Dadaphone. No. 7 (of a total of 7 issues of the journal "Dada", initially published in Zurich).
Paris: Au sans pareil, March 1920. Quarto (27.3 × 19.3 cm). Original pictorial staple-stitched self-wrappers;  pp. With illustrations. Margins of leaves with some professional restoration; staples somewhat rusted; fold with two small rust spots; binding somewhat dust-stained; else good.
The seventh and final issue of the Journal of the Dadaists, founded in Zurich, was printed in only a thousand copies and distributed for the low price of 1 franc 50; it is questionable how many copies of the ephemeral publication have thus been preserved to this day (see Thacker/Brooker).

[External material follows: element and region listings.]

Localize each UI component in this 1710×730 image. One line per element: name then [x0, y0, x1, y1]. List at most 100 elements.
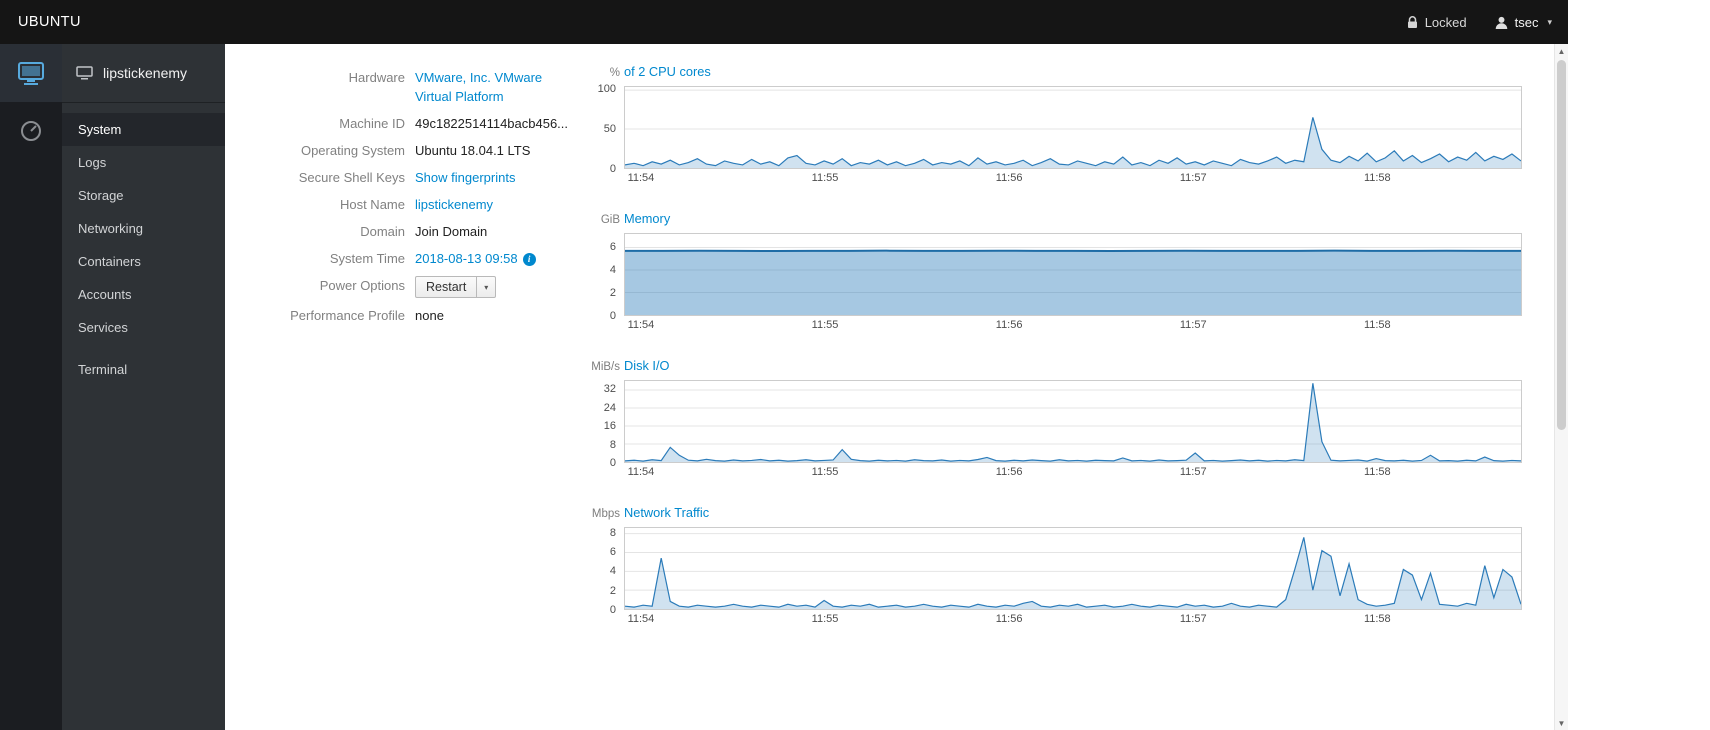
- y-tick-label: 0: [609, 310, 616, 322]
- host-selector[interactable]: lipstickenemy: [62, 44, 225, 103]
- x-tick-label: 11:54: [627, 613, 655, 625]
- y-tick-label: 2: [609, 584, 616, 597]
- sidebar-item-containers[interactable]: Containers: [62, 245, 225, 278]
- hardware-label: Hardware: [348, 70, 405, 85]
- network-traffic-x-axis: 11:54 11:55 11:56 11:57 11:58: [624, 610, 1522, 628]
- x-tick-label: 11:56: [995, 466, 1023, 478]
- content-scrollbar[interactable]: ▲ ▼: [1554, 44, 1568, 730]
- disk-io-chart: MiB/s Disk I/O 0 8 16 24 32 11:54 11:55 11:56 11…: [590, 358, 1522, 481]
- network-traffic-unit-label: Mbps: [591, 508, 620, 520]
- hostname-label: Host Name: [339, 197, 405, 212]
- network-traffic-chart-title: Mbps Network Traffic: [590, 505, 1522, 521]
- x-tick-label: 11:56: [995, 319, 1023, 331]
- cpu-plot: [625, 87, 1521, 168]
- dashboard-icon-button[interactable]: [0, 102, 62, 160]
- y-tick-label: 16: [603, 420, 616, 433]
- network-traffic-chart-link[interactable]: Network Traffic: [624, 505, 709, 520]
- y-tick-label: 6: [609, 546, 616, 559]
- power-split-button: Restart ▾: [415, 276, 497, 298]
- system-time-link[interactable]: 2018-08-13 09:58: [415, 251, 518, 266]
- disk-io-y-axis: 0 8 16 24 32: [590, 380, 624, 469]
- y-tick-label: 32: [603, 383, 616, 396]
- hardware-link[interactable]: VMware, Inc. VMware Virtual Platform: [415, 68, 565, 106]
- scroll-up-arrow[interactable]: ▲: [1555, 44, 1568, 58]
- cpu-y-axis: 0 50 100: [590, 83, 624, 175]
- sidebar-menu: System Logs Storage Networking Container…: [62, 113, 225, 386]
- x-tick-label: 11:56: [995, 613, 1023, 625]
- sidebar: lipstickenemy System Logs Storage Networ…: [62, 44, 225, 730]
- network-traffic-plot-area: [624, 527, 1522, 610]
- locked-label: Locked: [1424, 14, 1467, 30]
- sidebar-item-services[interactable]: Services: [62, 311, 225, 344]
- network-traffic-y-axis: 0 2 4 6 8: [590, 526, 624, 616]
- user-menu[interactable]: tsec ▾: [1495, 15, 1552, 30]
- host-view-icon-button[interactable]: [0, 44, 62, 102]
- hostname-link[interactable]: lipstickenemy: [415, 197, 493, 212]
- caret-down-icon: ▾: [1547, 16, 1552, 27]
- machine-id-label: Machine ID: [339, 116, 405, 131]
- brand: UBUNTU: [18, 14, 81, 30]
- cpu-chart-link[interactable]: of 2 CPU cores: [624, 64, 711, 79]
- x-tick-label: 11:57: [1179, 172, 1207, 184]
- restart-button[interactable]: Restart: [415, 276, 478, 298]
- ssh-keys-label: Secure Shell Keys: [298, 170, 405, 185]
- memory-chart-link[interactable]: Memory: [624, 211, 670, 226]
- power-options-label: Power Options: [319, 278, 405, 293]
- memory-chart-title: GiB Memory: [590, 211, 1522, 227]
- network-traffic-chart: Mbps Network Traffic 02468 11:54 11:55 11:5…: [590, 505, 1522, 628]
- x-tick-label: 11:58: [1363, 319, 1391, 331]
- cpu-chart: % of 2 CPU cores 0 50 100 11:54 11:55 11:56 11…: [590, 64, 1522, 187]
- masthead-actions: Locked tsec ▾: [1407, 15, 1552, 30]
- domain-value: Join Domain: [415, 224, 488, 239]
- x-tick-label: 11:58: [1363, 466, 1391, 478]
- domain-label: Domain: [360, 224, 405, 239]
- user-icon: [1495, 16, 1507, 29]
- sidebar-item-storage[interactable]: Storage: [62, 179, 225, 212]
- host-name: lipstickenemy: [103, 65, 188, 81]
- x-tick-label: 11:55: [811, 172, 839, 184]
- performance-profile-label: Performance Profile: [290, 308, 405, 323]
- disk-io-chart-title: MiB/s Disk I/O: [590, 358, 1522, 374]
- x-tick-label: 11:56: [995, 172, 1023, 184]
- sidebar-item-accounts[interactable]: Accounts: [62, 278, 225, 311]
- machine-id-row: Machine ID 49c1822514114bacb456...: [225, 114, 590, 133]
- sidebar-item-logs[interactable]: Logs: [62, 146, 225, 179]
- user-label: tsec: [1514, 14, 1539, 30]
- disk-io-plot-area: [624, 380, 1522, 463]
- scroll-down-arrow[interactable]: ▼: [1555, 716, 1568, 730]
- y-tick-label: 4: [609, 263, 616, 276]
- y-tick-label: 0: [609, 163, 616, 175]
- y-tick-label: 8: [609, 526, 616, 539]
- sidebar-item-system[interactable]: System: [62, 113, 225, 146]
- charts-panel: % of 2 CPU cores 0 50 100 11:54 11:55 11:56 11…: [590, 44, 1522, 652]
- system-info-panel: Hardware VMware, Inc. VMware Virtual Pla…: [225, 44, 590, 333]
- sidebar-item-terminal[interactable]: Terminal: [62, 353, 225, 386]
- x-tick-label: 11:57: [1179, 319, 1207, 331]
- y-tick-label: 100: [597, 83, 616, 96]
- x-tick-label: 11:54: [627, 466, 655, 478]
- x-tick-label: 11:55: [811, 466, 839, 478]
- main-content: Hardware VMware, Inc. VMware Virtual Pla…: [225, 44, 1554, 730]
- ssh-keys-row: Secure Shell Keys Show fingerprints: [225, 168, 590, 187]
- lock-icon: [1407, 15, 1417, 28]
- disk-io-chart-link[interactable]: Disk I/O: [624, 358, 670, 373]
- sidebar-item-networking[interactable]: Networking: [62, 212, 225, 245]
- domain-row: Domain Join Domain: [225, 222, 590, 241]
- locked-indicator[interactable]: Locked: [1407, 15, 1467, 30]
- y-tick-label: 50: [603, 123, 616, 136]
- y-tick-label: 8: [609, 438, 616, 451]
- info-icon[interactable]: i: [522, 253, 536, 267]
- os-label: Operating System: [300, 143, 405, 158]
- system-time-label: System Time: [329, 251, 405, 266]
- x-tick-label: 11:55: [811, 613, 839, 625]
- system-time-row: System Time 2018-08-13 09:58 i: [225, 249, 590, 268]
- y-tick-label: 4: [609, 565, 616, 578]
- scrollbar-thumb[interactable]: [1557, 60, 1566, 430]
- y-tick-label: 0: [609, 457, 616, 469]
- performance-profile-row: Performance Profile none: [225, 306, 590, 325]
- power-caret-button[interactable]: ▾: [477, 276, 497, 298]
- show-fingerprints-link[interactable]: Show fingerprints: [415, 170, 515, 185]
- memory-chart: GiB Memory 0 2 4 6 11:54 11:55 11:56 11:57 11:58: [590, 211, 1522, 334]
- memory-x-axis: 11:54 11:55 11:56 11:57 11:58: [624, 316, 1522, 334]
- x-tick-label: 11:54: [627, 172, 655, 184]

With contributions by Aragon, Arnauld, Breton, Dermée, Éluard, Ribemont-Dessaignes, Picabia, Soupault, and Tzara. Other brief texts were contributed by Cocteau, Evola, Serner, and Ezra Pound.
After the Zurich Dadaists again left their Swiss exile at the end of World War I and moved to Berlin and Cologne, Tzara moved to Paris in January 1920 to work more closely with Francis Picabia, among others, who was publishing the journal 391. Tzara also joined the group around André Breton, the editors of the journal Litérature. For a year, the group of different personalities and interests succeeded in working together under the umbrella of "Dada". The three magazines exchanged ideas closely, organized joint programs, helped each other out with texts, and provided each other with a forum. Other journals were founded from this network, including Proverbe and L'Esprit Nouveau. The publishing and galleristic center for the Parisian avant-garde was the bookstore "Au sans pareil", which also served as publisher for Dadaphone. The fact that this issue was to be the last of the Paris Dadaists was due to the fact that the group finally split up in a dispute and Breton initiated Surrealism with his group as a counter-movement to Dadaism. But in this issue, the forces of the Parisian avant-gardists were still bundled under the label of Dadaism. Together, they even present themselves to the Parisian public in nine photo portraits, including, for example, Tzara, Breton, and Picabia (See Michel Giroud, in: Tendenzen der Zwanziger Jahre, pp. 3/60-64).
When Huelsenbeck, who had moved from Zurich to Berlin, held this issue in his hands, he wrote of the photo portraits: “All very nice and harmless-looking people with pince-nez, horn-rimmed glasses and monocles, with flowing ties, faithful eyes and significant gestures, who can be seen from afar to belong to literature” (En avant dada, Hanover and Leipzig 1920, p. 25). Huelsenbeck reports that after the issue appeared, Parisian journals were very agitated about the group's impertinences. For example, the issue contains Francis Picabia's "Manifeste cannibale Dada," in which he sought to put his readers into a "state of accusation” and finally took his leave with the words: “smash my face […] I will always tell you that you are stupid mutts. In three months we, my friends and I, will sell you our paintings for a few francs.” In terms of design, this issue is dominated by a “drawing poem” by Picabia, a form that gave the Paris Dadaists their own character and is clearly distinct from the typographic experiments of Tzara and the Berlin Dadaists (See Giroud).
Sale 112; Motherwell-Karpel 66 and p. 170 (Fig.); Dadaglobal 174; Raabe, Journals 34; Thacker/Brooker p. 196; Dietzel/Hügel 583; Cat. Tendencies of the Twenties 3/100.
As of March 2023, OCLC locates five copies in North America.